Mrs. Reagan said the 2,800 Christmas ornaments on the huge tree were made by young people from Second Genesis, a residential drug treatment program in the Washington metropolitan area, and by volunteers at the Brandywine Museum in Chadds Ford, Pa. Using such natural materials as pine cones, nuts, dried thistles and milkweed, they fashioned tiny animals, stars, angels and other figures.
When someone asked why there were no toys under the tree, Mrs. Reagan looked surprised.
"There aren't any usually before Christmas ," she said.
"I still got all that out on my sled. You can't watch me at work," said Riggins, whose wife Mary Louise and three children, Portia, Robert and Emil, accompanied him.
"That's my Santa," Mrs. Reagan said, visibly relieved.
In the East Room, six more blue spruce trees were decorated with dried baby's breath flowers, tiny lights and glass icicles. The Cross Hall was an explosion of poinsettia trees, pine boughs, red bows and Christmas wreaths, one of which had supplanted Richard Nixon's new official portrait on the south wall.
In the State Dining Room was assistant executive chef Hans Raffert's 36-inch-high gingerbread house. Illuminated red, blue and green windows (made of gelatin leaves) represent the Red, Blue and Green rooms at the White House.
Accompanying Santa and Mrs. Reagan on this part of the tour was Lucky, the Reagans' 9-week-old black sheep dog, decked out in a red and green knitted cap with the words "Christmas 1984 -- The White House."
Taking it all in was the White House correspondent for the official Soviet news agency Tass, Alexander Shalnev, who told Mrs. Reagan he thought the decorations were "very beautiful."

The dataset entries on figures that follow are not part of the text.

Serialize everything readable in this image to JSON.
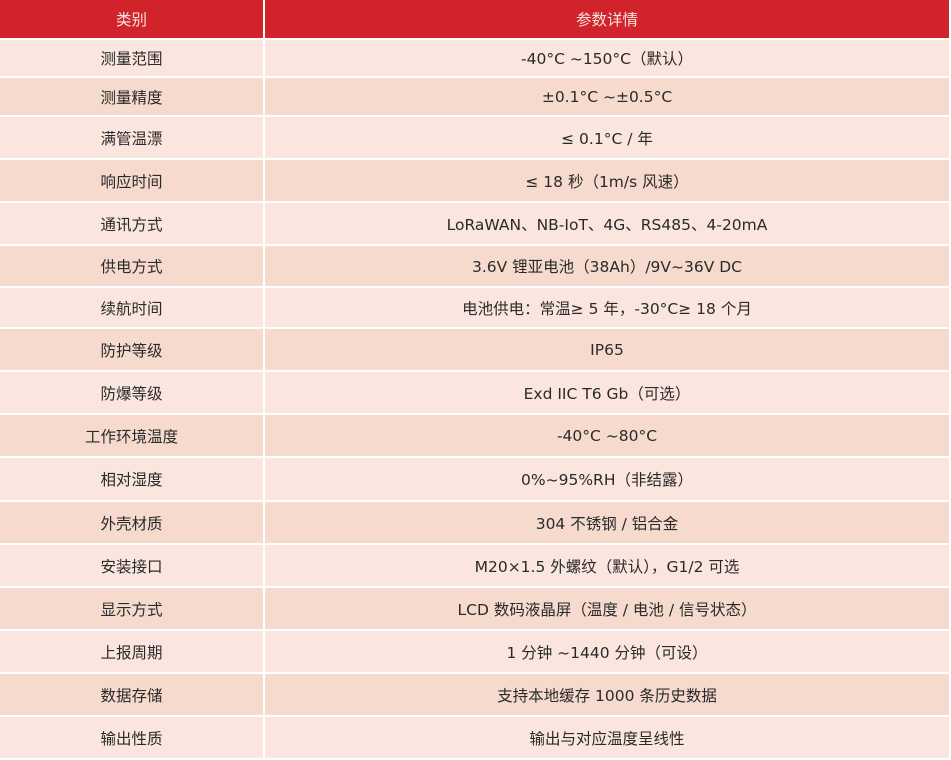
{
  "colors": {
    "header": "#d2232a",
    "row_light": "#fae6de",
    "row_dark": "#f6dace"
  },
  "header": {
    "category": "类别",
    "details": "参数详情"
  },
  "rows": [
    {
      "label": "测量范围",
      "value": "-40°C ~150°C（默认）"
    },
    {
      "label": "测量精度",
      "value": "±0.1°C ~±0.5°C"
    },
    {
      "label": "满管温漂",
      "value": "≤ 0.1°C / 年"
    },
    {
      "label": "响应时间",
      "value": "≤ 18 秒（1m/s 风速）"
    },
    {
      "label": "通讯方式",
      "value": "LoRaWAN、NB-IoT、4G、RS485、4-20mA"
    },
    {
      "label": "供电方式",
      "value": "3.6V 锂亚电池（38Ah）/9V~36V DC"
    },
    {
      "label": "续航时间",
      "value": "电池供电：常温≥ 5 年，-30°C≥ 18 个月"
    },
    {
      "label": "防护等级",
      "value": "IP65"
    },
    {
      "label": "防爆等级",
      "value": "Exd IIC T6 Gb（可选）"
    },
    {
      "label": "工作环境温度",
      "value": "-40°C ~80°C"
    },
    {
      "label": "相对湿度",
      "value": "0%~95%RH（非结露）"
    },
    {
      "label": "外壳材质",
      "value": "304 不锈钢 / 铝合金"
    },
    {
      "label": "安装接口",
      "value": "M20×1.5 外螺纹（默认），G1/2 可选"
    },
    {
      "label": "显示方式",
      "value": "LCD 数码液晶屏（温度 / 电池 / 信号状态）"
    },
    {
      "label": "上报周期",
      "value": "1 分钟 ~1440 分钟（可设）"
    },
    {
      "label": "数据存储",
      "value": "支持本地缓存 1000 条历史数据"
    },
    {
      "label": "输出性质",
      "value": "输出与对应温度呈线性"
    }
  ]
}
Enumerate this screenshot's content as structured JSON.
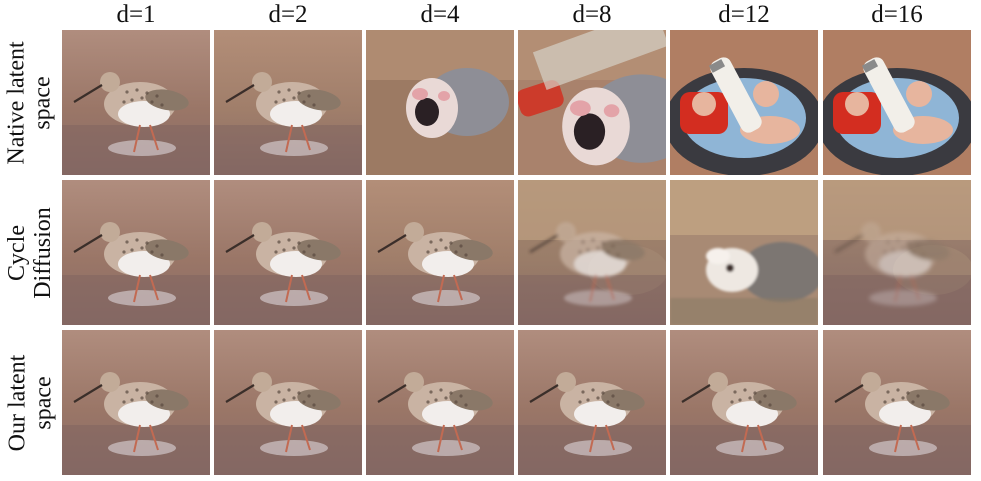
{
  "figure": {
    "columns": [
      "d=1",
      "d=2",
      "d=4",
      "d=8",
      "d=12",
      "d=16"
    ],
    "rows": [
      {
        "label_lines": [
          "Native latent",
          "space"
        ],
        "tiles": [
          "bird",
          "bird-light",
          "monkey",
          "monkey-close",
          "baby-bottle",
          "baby-bottle"
        ]
      },
      {
        "label_lines": [
          "Cycle",
          "Diffusion"
        ],
        "tiles": [
          "bird",
          "bird",
          "bird-light",
          "bird-blur",
          "goat-blur",
          "bird-ghost"
        ]
      },
      {
        "label_lines": [
          "Our latent",
          "space"
        ],
        "tiles": [
          "bird",
          "bird",
          "bird",
          "bird",
          "bird",
          "bird"
        ]
      }
    ]
  }
}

"I'm glad to have you here," the first lady said.
Earlier, she told reporters, including Shalnev, that what she wants for Christmas "and I suppose what everybody wants, is peace."
Shalnev was seen scribbling something in his notebook.

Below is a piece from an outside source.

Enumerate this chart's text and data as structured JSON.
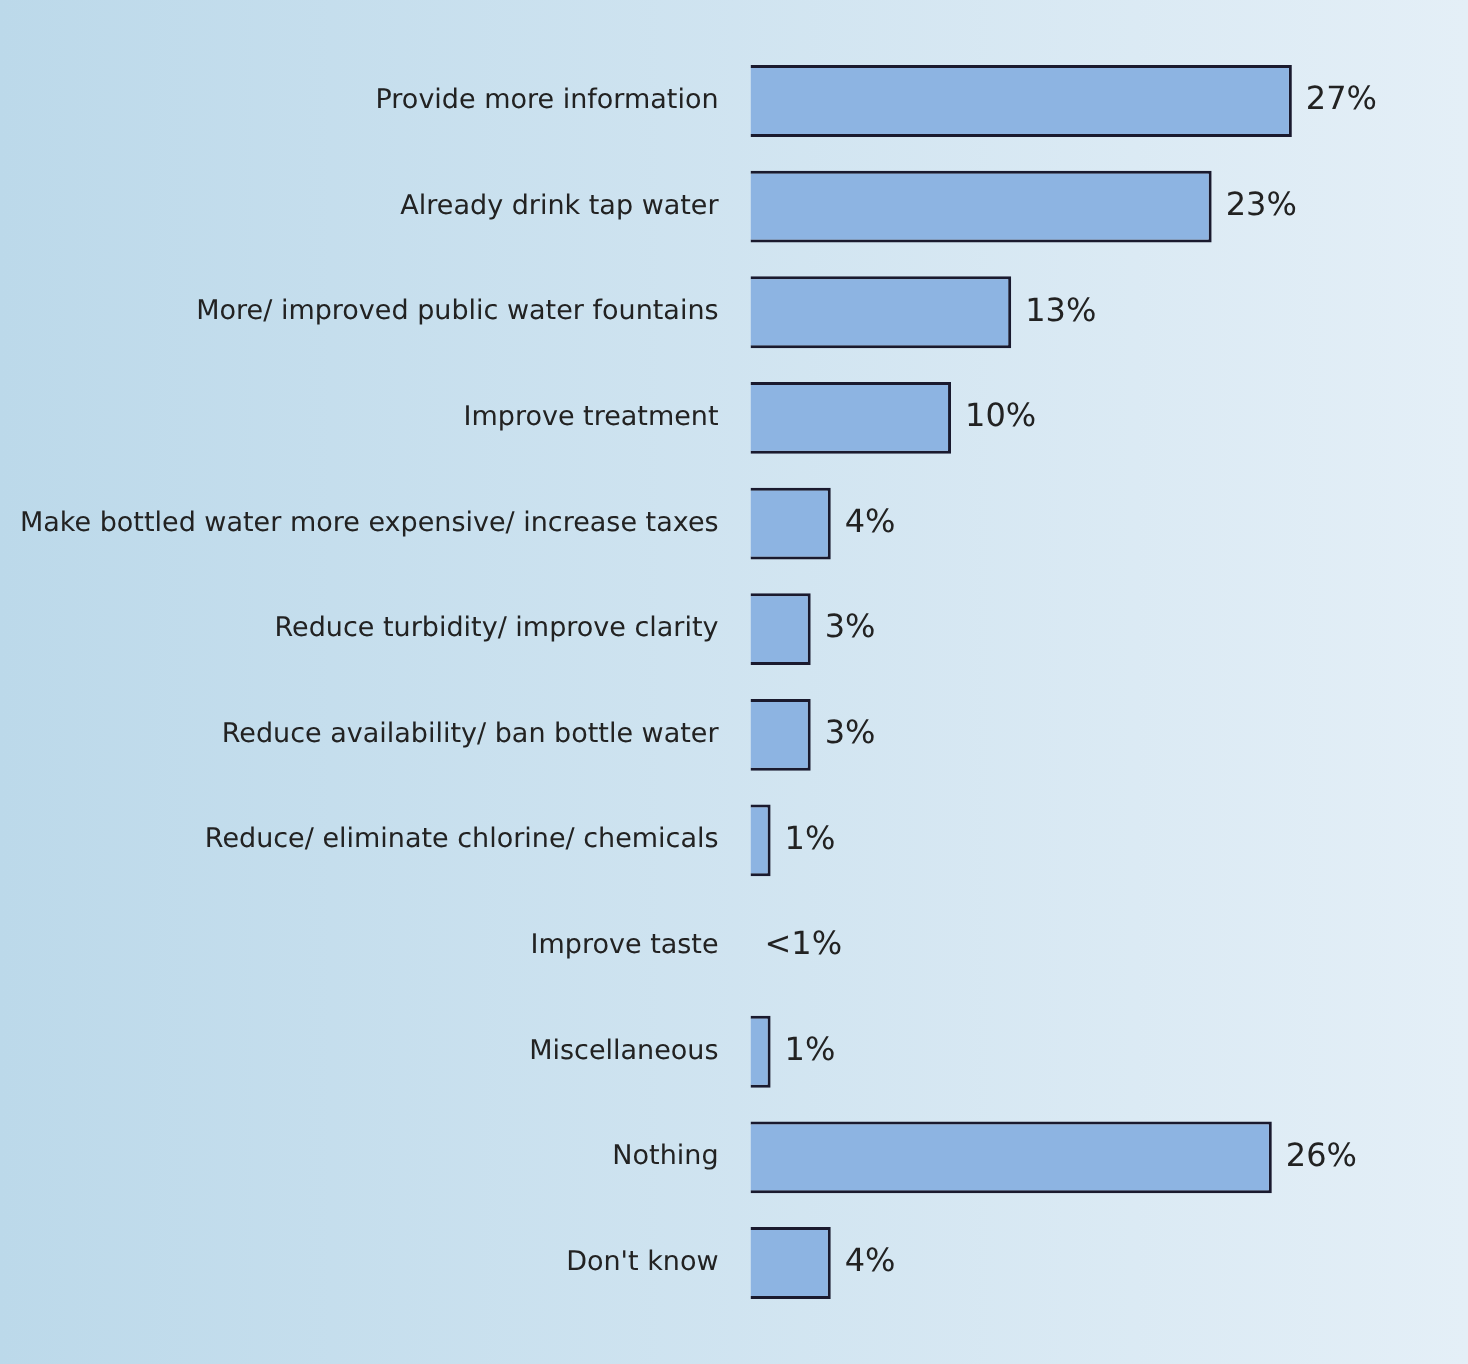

About 650 are expected at the Reagans' big Congressional Ball tonight, but one who is not is Rep. Geraldine Ferraro (D-N.Y.). She'll be in Madison, Wis., under the auspices of Time magazine, addressing a University of Wisconsin audience on the future of the Democratic Party.

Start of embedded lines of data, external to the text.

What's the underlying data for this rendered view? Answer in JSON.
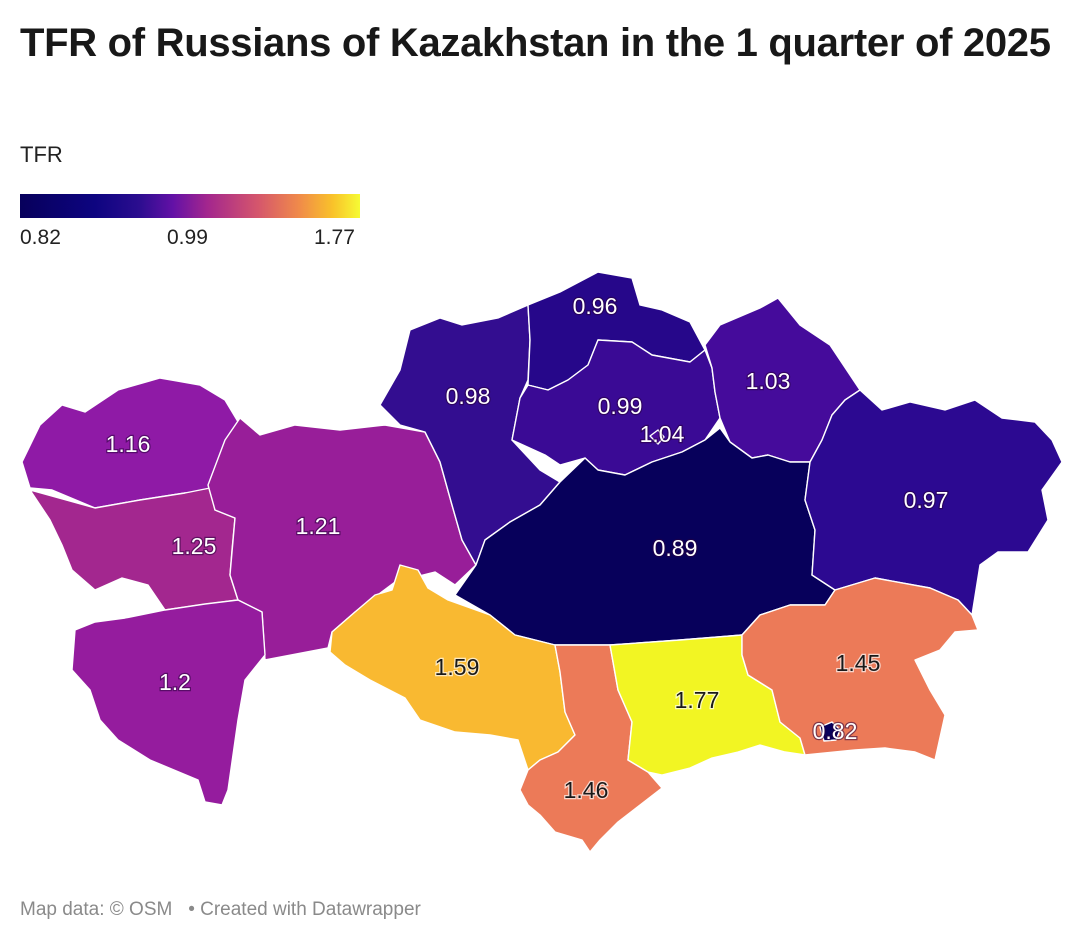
{
  "title": "TFR of Russians of Kazakhstan in the 1 quarter of 2025",
  "legend": {
    "title": "TFR",
    "min_label": "0.82",
    "mid_label": "0.99",
    "max_label": "1.77",
    "colors": [
      "#07005b",
      "#2b0d8f",
      "#6311a6",
      "#a3268e",
      "#f08a4a",
      "#f9c22a",
      "#f6fb34"
    ]
  },
  "regions": [
    {
      "label": "1.16",
      "value": 1.16,
      "color": "#8f1aa6"
    },
    {
      "label": "1.25",
      "value": 1.25,
      "color": "#a3278f"
    },
    {
      "label": "1.21",
      "value": 1.21,
      "color": "#981e99"
    },
    {
      "label": "1.2",
      "value": 1.2,
      "color": "#951c9e"
    },
    {
      "label": "0.98",
      "value": 0.98,
      "color": "#330d90"
    },
    {
      "label": "0.96",
      "value": 0.96,
      "color": "#26078a"
    },
    {
      "label": "0.99",
      "value": 0.99,
      "color": "#3a0a95"
    },
    {
      "label": "1.04",
      "value": 1.04,
      "color": "#4a0a9a"
    },
    {
      "label": "1.03",
      "value": 1.03,
      "color": "#450b9b"
    },
    {
      "label": "0.89",
      "value": 0.89,
      "color": "#07005b"
    },
    {
      "label": "0.97",
      "value": 0.97,
      "color": "#2c0991"
    },
    {
      "label": "1.59",
      "value": 1.59,
      "color": "#f9b931"
    },
    {
      "label": "1.46",
      "value": 1.46,
      "color": "#ec7a58"
    },
    {
      "label": "1.77",
      "value": 1.77,
      "color": "#f2f523"
    },
    {
      "label": "1.45",
      "value": 1.45,
      "color": "#ec7a58"
    },
    {
      "label": "0.82",
      "value": 0.82,
      "color": "#07005b"
    }
  ],
  "footer": {
    "source": "Map data: © OSM",
    "credit": "• Created with Datawrapper"
  }
}
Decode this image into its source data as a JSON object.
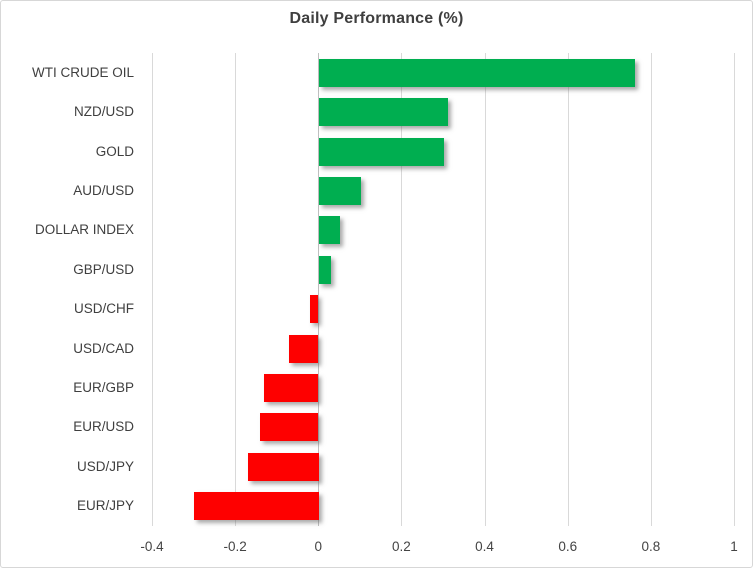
{
  "chart_data": {
    "type": "bar",
    "orientation": "horizontal",
    "title": "Daily Performance (%)",
    "categories": [
      "WTI CRUDE OIL",
      "NZD/USD",
      "GOLD",
      "AUD/USD",
      "DOLLAR INDEX",
      "GBP/USD",
      "USD/CHF",
      "USD/CAD",
      "EUR/GBP",
      "EUR/USD",
      "USD/JPY",
      "EUR/JPY"
    ],
    "values": [
      0.76,
      0.31,
      0.3,
      0.1,
      0.05,
      0.03,
      -0.02,
      -0.07,
      -0.13,
      -0.14,
      -0.17,
      -0.3
    ],
    "xlabel": "",
    "ylabel": "",
    "xlim": [
      -0.4,
      1.0
    ],
    "xticks": [
      -0.4,
      -0.2,
      0,
      0.2,
      0.4,
      0.6,
      0.8,
      1
    ],
    "xtick_labels": [
      "-0.4",
      "-0.2",
      "0",
      "0.2",
      "0.4",
      "0.6",
      "0.8",
      "1"
    ],
    "grid": true,
    "legend": false,
    "positive_color": "#00AE50",
    "negative_color": "#FE0000",
    "gridline_color": "#D9D9D9",
    "zero_line_color": "#BFBFBF"
  }
}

Ronald Reagan was the first in Time's Distinguished Speaker series. Ferraro is the second and in the view of some she is also a prime candidate for Time's annual person of the year cover.
The party was so casual that yesterday morning the hostess still hadn't decided what she was going to serve. But when you've been friends as long as they have, as Carrie Lee Nelson said of the dinner she and Gaylord Nelson gave last night for former Senate colleague Walter Mondale and his wife, Joan, "You don't just get together for Carrie Lee's chicken breasts."
The invitation to a "preholiday lunch" was surprisingly formal. And, indeed, once guests assembled Sunday at La Chandelle Restaurant the surprise was on them.
The hosts: Faith Collins, former deputy press secretary to Rosalynn Carter and now executive assistant to the head of Fannie Mae (Federal National Mortgage Association), and Thomas J. Scanlon, founder and president of Benchmarks, Inc., a consulting firm that specializes in international development assistance. They were married the day before by the Rev. Theodore Hesburgh of the University of Notre Dame, who flew in especially to tie the k; t.